In fact, campaign reform has become Starnes number one priority if elected, as he sees changing the system as the only way to clean up corruption in politics.
“There are states with examples of clean elections,” he said. “It’s not a matter of freedom of speech, it’s volume of speech. A single donation of one quarter or half a million dollars is an awful lot of speech.”
He would also like to see Oregon adopt open primaries.
An open primary is a primary election that does not require voters to be affiliated with a political party in order to vote for partisan candidates.
The highest voted candidate in each party then proceeds to the runoff election.
“Everyone pays for ballots to go out; everyone should be able to vote in primaries,” he explained. “It should be automatic, not by request.”
The next governor will be able to influence redistricting, a task Starnes believes should be done by a nonpartisan commission rather than by the legislature. “We don’t need big parties gerrymandering these districts to their benefit,” he said.
Starnes was recently in The Dalles as part of a campaign run through the Gorge and northeast Oregon, with a final stop in Enterprise for a candidate forum.
He grew up in Oregon and went to Winston-Dillard Schools while his father worked at the particle board mill to support the family, according to starnesfororegon.com.
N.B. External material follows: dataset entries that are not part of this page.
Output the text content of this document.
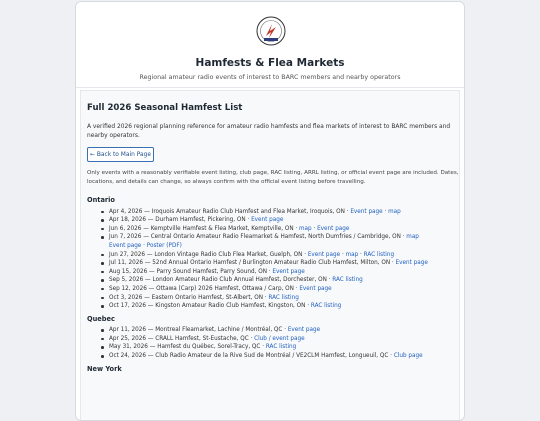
Hamfests & Flea Markets
Regional amateur radio events of interest to BARC members and nearby operators
Full 2026 Seasonal Hamfest List
A verified 2026 regional planning reference for amateur radio hamfests and flea markets of interest to BARC members and nearby operators.
← Back to Main Page
Only events with a reasonably verifiable event listing, club page, RAC listing, ARRL listing, or official event page are included. Dates, locations, and details can change, so always confirm with the official event listing before travelling.
Ontario
Apr 4, 2026 — Iroquois Amateur Radio Club Hamfest and Flea Market, Iroquois, ON · Event page · map
Apr 18, 2026 — Durham Hamfest, Pickering, ON · Event page
Jun 6, 2026 — Kemptville Hamfest & Flea Market, Kemptville, ON · map · Event page
Jun 7, 2026 — Central Ontario Amateur Radio Fleamarket & Hamfest, North Dumfries / Cambridge, ON · map
Event page · Poster (PDF)
Jun 27, 2026 — London Vintage Radio Club Flea Market, Guelph, ON · Event page · map · RAC listing
Jul 11, 2026 — 52nd Annual Ontario Hamfest / Burlington Amateur Radio Club Hamfest, Milton, ON · Event page
Aug 15, 2026 — Parry Sound Hamfest, Parry Sound, ON · Event page
Sep 5, 2026 — London Amateur Radio Club Annual Hamfest, Dorchester, ON · RAC listing
Sep 12, 2026 — Ottawa (Carp) 2026 Hamfest, Ottawa / Carp, ON · Event page
Oct 3, 2026 — Eastern Ontario Hamfest, St-Albert, ON · RAC listing
Oct 17, 2026 — Kingston Amateur Radio Club Hamfest, Kingston, ON · RAC listing
Quebec
Apr 11, 2026 — Montreal Fleamarket, Lachine / Montréal, QC · Event page
Apr 25, 2026 — CRALL Hamfest, St-Eustache, QC · Club / event page
May 31, 2026 — Hamfest du Québec, Sorel-Tracy, QC · RAC listing
Oct 24, 2026 — Club Radio Amateur de la Rive Sud de Montréal / VE2CLM Hamfest, Longueuil, QC · Club page
New York
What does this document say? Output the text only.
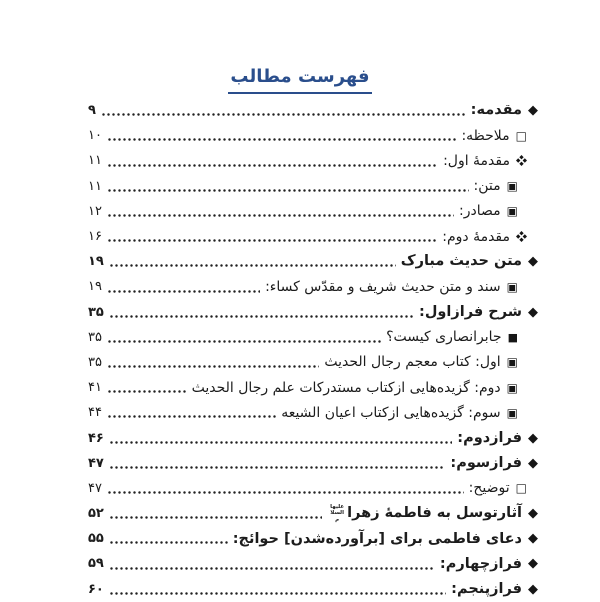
فهرست مطالب
◆
مقدمه:
۹
□
ملاحظه:
۱۰
مقدمهٔ اول:
۱۱
▣
متن:
۱۱
▣
مصادر:
۱۲
مقدمهٔ دوم:
۱۶
◆
متن حدیث مبارک
۱۹
▣
سند و متن حدیث شریف و مقدّس کساء:
۱۹
◆
شرح فرازاول:
۳۵
■
جابرانصاری کیست؟
۳۵
▣
اول: کتاب معجم رجال الحدیث
۳۵
▣
دوم: گزیده‌هایی ازکتاب مستدرکات علم رجال الحدیث
۴۱
▣
سوم: گزیده‌هایی ازکتاب اعیان الشیعه
۴۴
◆
فرازدوم:
۴۶
◆
فرازسوم:
۴۷
□
توضیح:
۴۷
◆
آثارتوسل به فاطمهٔ زهرا
علیها السلام
۵۲
◆
دعای فاطمی برای [برآورده‌شدن] حوائج:
۵۵
◆
فرازچهارم:
۵۹
◆
فرازپنجم:
۶۰
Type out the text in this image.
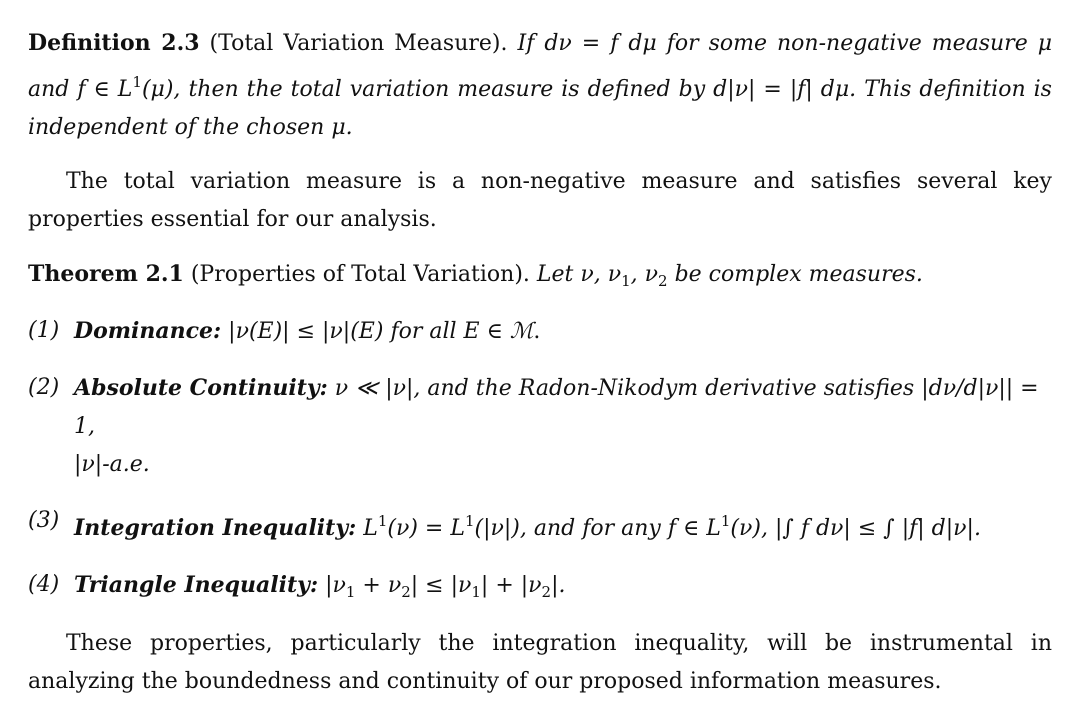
Definition 2.3 (Total Variation Measure). If dν = f dμ for some non-negative measure μ and f ∈ $L^1(\mu)$, then the total variation measure is defined by d|ν| = |f| dμ. This definition is independent of the chosen μ.

The total variation measure is a non-negative measure and satisfies several key properties essential for our analysis.

Theorem 2.1 (Properties of Total Variation). Let ν, $\nu_1$, $\nu_2$ be complex measures.

(1) Dominance: |ν(E)| ≤ |ν|(E) for all E ∈ ℳ.

(2) Absolute Continuity: ν ≪ |ν|, and the Radon-Nikodym derivative satisfies |dν/d|ν|| = 1,
|ν|-a.e.

(3) Integration Inequality: $L^1(\nu) = L^1(|\nu|)$, and for any f ∈ $L^1(\nu)$, |∫ f dν| ≤ ∫ |f| d|ν|.

(4) Triangle Inequality: $|\nu_1 + \nu_2| \le |\nu_1| + |\nu_2|$.

These properties, particularly the integration inequality, will be instrumental in analyzing the boundedness and continuity of our proposed information measures.
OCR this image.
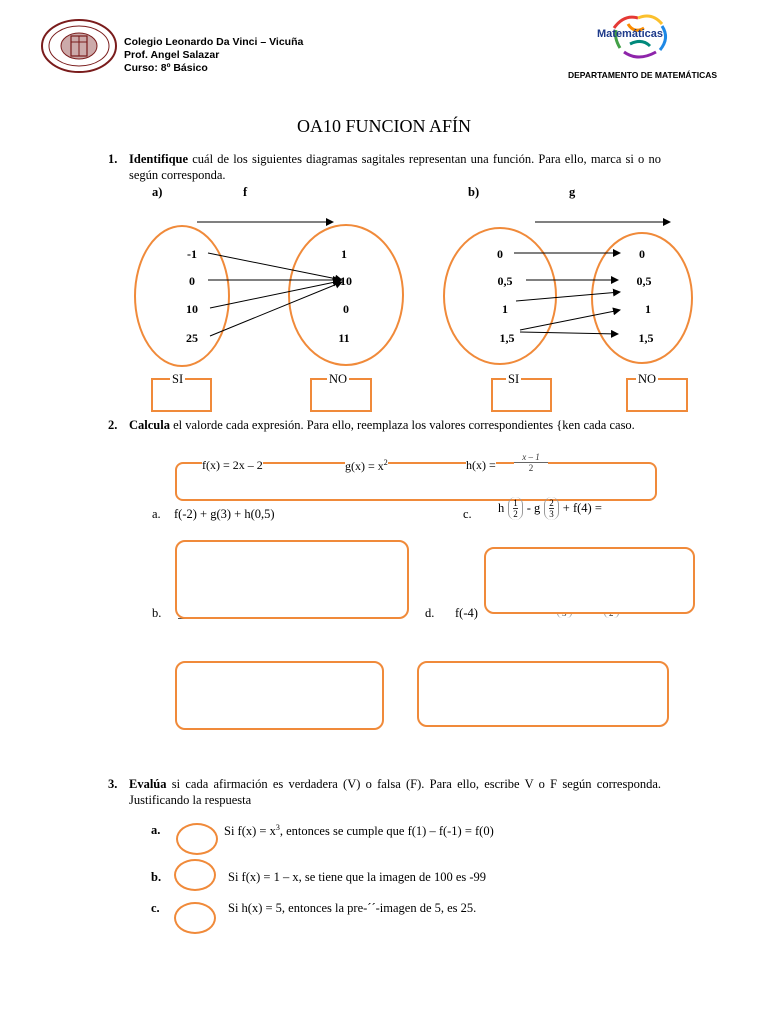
Colegio Leonardo Da Vinci – Vicuña
Prof. Angel Salazar
Curso: 8º Básico
Matemáticas
DEPARTAMENTO DE MATEMÁTICAS
OA10 FUNCION AFÍN
1. Identifique cuál de los siguientes diagramas sagitales representan una función. Para ello, marca si o no según corresponda.
a)	f	b)	g
-1
0
10
25
1
10
0
11
0
0,5
1
1,5
0
0,5
1
1,5
SI	NO	SI	NO
2. Calcula el valorde cada expresión. Para ello, reemplaza los valores correspondientes {ken cada caso.
f(x) = 2x – 2	$g(x) = x^2$	$h(x) = \frac{x - 1}{2}$
a. f(-2) + g(3) + h(0,5)	c. h 1
2 - g 2
3 + f(4) =
b.	d. f(-4)
3. Evalúa si cada afirmación es verdadera (V) o falsa (F). Para ello, escribe V o F según corresponda. Justificando la respuesta
a.	Si $f(x) = x^3$, entonces se cumple que f(1) – f(-1) = f(0)
b.	Si f(x) = 1 – x, se tiene que la imagen de 100 es -99
c.	Si h(x) = 5, entonces la pre-´´-imagen de 5, es 25.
He apprenticed in fine furniture making and cabinetry before attending college.
His background has given him an understanding of the issues facing rural areas of the state, said Starnes.
“As a rural school board member, we don’t get the money the urban districts do,” he said.
Some have suggested his candidacy could become a spoiler in the election, Starnes said, and he is fine with that.
“We hope to pull from both sides. Am I a spoiler? Sure, we hope to spoil it for both sides.”